American fire commissioner (1861–1912)

Benjamin Williams Wells (October 15, 1861 – January 18, 1912) was an American government official and political activist who served as commissioner of the Boston Fire Department.

==Early life==
Wells was born in Boston on October 15, 1861. He attended Hopkinson's School and graduated from Harvard College in 1884. In 1886 he joined E. Williams & Co., a Boston shipping firm involved in trade in South America and Dutch Guiana. In 1890 he founded the United States Fire Signal Company, a private automatic fire alarm service. He was the company's general manager until it merged with an older firm to become the Boston Automatic Fire Alarm Company, where Wells worked as treasurer.

==Politics==
Wells volunteered for a number of Democratic campaigns. In 1890 he joined the Ward 11 Democratic City Committee and was elected secretary of Young Men's Democratic Club. He became chairman of the both organizations in 1894. For many years he was Ward 11's representative to the Democratic state committee.

==Government service==
On January 27, 1896, Wells was nominated for superintendent of streets by Boston Mayor Josiah Quincy. He was unanimously confirmed by the Board of Aldermen on February 3, which The Boston Globe described as an "unusual complement". He took office the following day. In October 1899, Wells was appointed acting water commissioner after John R. Murphy resigned to enter that year's mayoral election. Republican Thomas N. Hart won the election and Wells was replaced as commissioner on February 1, 1900.

In 1905, Wells was appointed commissioner of the Boston Fire Department. He succeeded acting commissioner Patrick J. Kennedy, who took over the department following the death of Henry S. Russell. Republican George A. Hibbard was elected in the 1907 Boston mayoral election. In January 1908, the finance committee of the board of alderman issued a report which contended that during the tenures of Daniel A. Whelton and John F. Fitzgerald, political influence affected appointments to the department and that the "malign influence of politics" was interfering with its efficiency.

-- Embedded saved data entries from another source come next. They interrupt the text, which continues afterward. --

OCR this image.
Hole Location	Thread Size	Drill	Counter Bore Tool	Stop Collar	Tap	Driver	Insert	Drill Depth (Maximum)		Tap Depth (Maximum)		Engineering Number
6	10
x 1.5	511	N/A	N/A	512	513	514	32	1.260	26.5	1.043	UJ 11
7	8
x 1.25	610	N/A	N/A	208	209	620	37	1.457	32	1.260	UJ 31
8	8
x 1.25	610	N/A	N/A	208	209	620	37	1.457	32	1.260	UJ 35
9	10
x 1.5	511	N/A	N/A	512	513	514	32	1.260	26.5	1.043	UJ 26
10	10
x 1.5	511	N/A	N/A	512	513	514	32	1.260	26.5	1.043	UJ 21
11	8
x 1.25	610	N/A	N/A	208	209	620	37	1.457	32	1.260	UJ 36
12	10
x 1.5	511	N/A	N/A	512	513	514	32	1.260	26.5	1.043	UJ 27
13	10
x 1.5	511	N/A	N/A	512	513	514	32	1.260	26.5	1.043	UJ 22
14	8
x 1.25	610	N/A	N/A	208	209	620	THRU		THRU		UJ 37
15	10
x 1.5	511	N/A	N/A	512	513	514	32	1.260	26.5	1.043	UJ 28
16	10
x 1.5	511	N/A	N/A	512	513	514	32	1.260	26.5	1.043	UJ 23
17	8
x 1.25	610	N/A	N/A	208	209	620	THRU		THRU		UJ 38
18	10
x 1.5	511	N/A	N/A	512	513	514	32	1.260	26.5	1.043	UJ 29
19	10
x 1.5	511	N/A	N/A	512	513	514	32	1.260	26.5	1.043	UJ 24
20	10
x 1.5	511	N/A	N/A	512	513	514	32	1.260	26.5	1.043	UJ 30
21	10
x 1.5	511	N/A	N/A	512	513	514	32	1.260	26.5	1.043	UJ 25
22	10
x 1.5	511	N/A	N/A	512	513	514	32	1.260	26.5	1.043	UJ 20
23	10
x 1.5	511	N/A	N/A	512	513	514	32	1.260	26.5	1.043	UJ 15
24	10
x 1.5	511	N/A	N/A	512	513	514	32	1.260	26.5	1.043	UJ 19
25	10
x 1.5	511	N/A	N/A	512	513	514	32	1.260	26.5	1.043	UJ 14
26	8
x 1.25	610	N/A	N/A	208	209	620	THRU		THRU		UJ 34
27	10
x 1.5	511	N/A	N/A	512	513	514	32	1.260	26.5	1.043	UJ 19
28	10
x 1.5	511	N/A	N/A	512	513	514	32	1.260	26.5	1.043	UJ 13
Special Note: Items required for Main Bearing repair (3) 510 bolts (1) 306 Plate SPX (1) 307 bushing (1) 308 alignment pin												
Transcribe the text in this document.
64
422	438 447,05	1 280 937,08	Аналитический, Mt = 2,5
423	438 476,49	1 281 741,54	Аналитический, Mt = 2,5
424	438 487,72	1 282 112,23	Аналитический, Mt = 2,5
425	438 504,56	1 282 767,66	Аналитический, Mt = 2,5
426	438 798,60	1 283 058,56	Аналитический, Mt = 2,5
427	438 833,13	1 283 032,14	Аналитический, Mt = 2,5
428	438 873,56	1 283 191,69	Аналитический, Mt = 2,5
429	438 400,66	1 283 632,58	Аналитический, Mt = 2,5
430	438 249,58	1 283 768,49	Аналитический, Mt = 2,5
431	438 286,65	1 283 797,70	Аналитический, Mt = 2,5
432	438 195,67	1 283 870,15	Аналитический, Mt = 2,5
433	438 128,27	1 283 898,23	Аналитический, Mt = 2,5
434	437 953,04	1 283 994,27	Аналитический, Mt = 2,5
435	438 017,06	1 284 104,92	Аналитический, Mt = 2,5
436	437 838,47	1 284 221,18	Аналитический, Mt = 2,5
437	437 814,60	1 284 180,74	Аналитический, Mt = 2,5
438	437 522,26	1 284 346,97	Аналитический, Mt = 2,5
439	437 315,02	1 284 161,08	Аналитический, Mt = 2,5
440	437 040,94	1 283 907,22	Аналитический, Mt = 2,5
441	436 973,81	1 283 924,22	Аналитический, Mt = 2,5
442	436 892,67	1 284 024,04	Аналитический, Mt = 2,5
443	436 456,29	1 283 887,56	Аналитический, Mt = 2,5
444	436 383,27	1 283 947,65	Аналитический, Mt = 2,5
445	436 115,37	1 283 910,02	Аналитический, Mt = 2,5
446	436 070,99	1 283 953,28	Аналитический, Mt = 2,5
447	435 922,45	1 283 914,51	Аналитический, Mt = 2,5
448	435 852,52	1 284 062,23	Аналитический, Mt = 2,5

On January 30, Hibbard wrote to Wells that he was "strongly of the opinion that the organization of the fire department at the present time is sadly lacking in discipline" and requested his resignation. Wells objected to Hibbard's criticisms and refused to resign. Later that day, Hibbard removed Wells from office "for the good of the service" effective the following day. He was replaced by Samuel D. Parker.

==Later life==
After leaving the fire department, Wells worked in the real estate business. On January 18, 1912, he went to the Puritan Club after several days of illness. After exiting his vehicle, Wells collapsed and died of heart disease. His funeral was held on January 20 at the Arlington Street Church with a number of political figures and members of the fire department in attendance.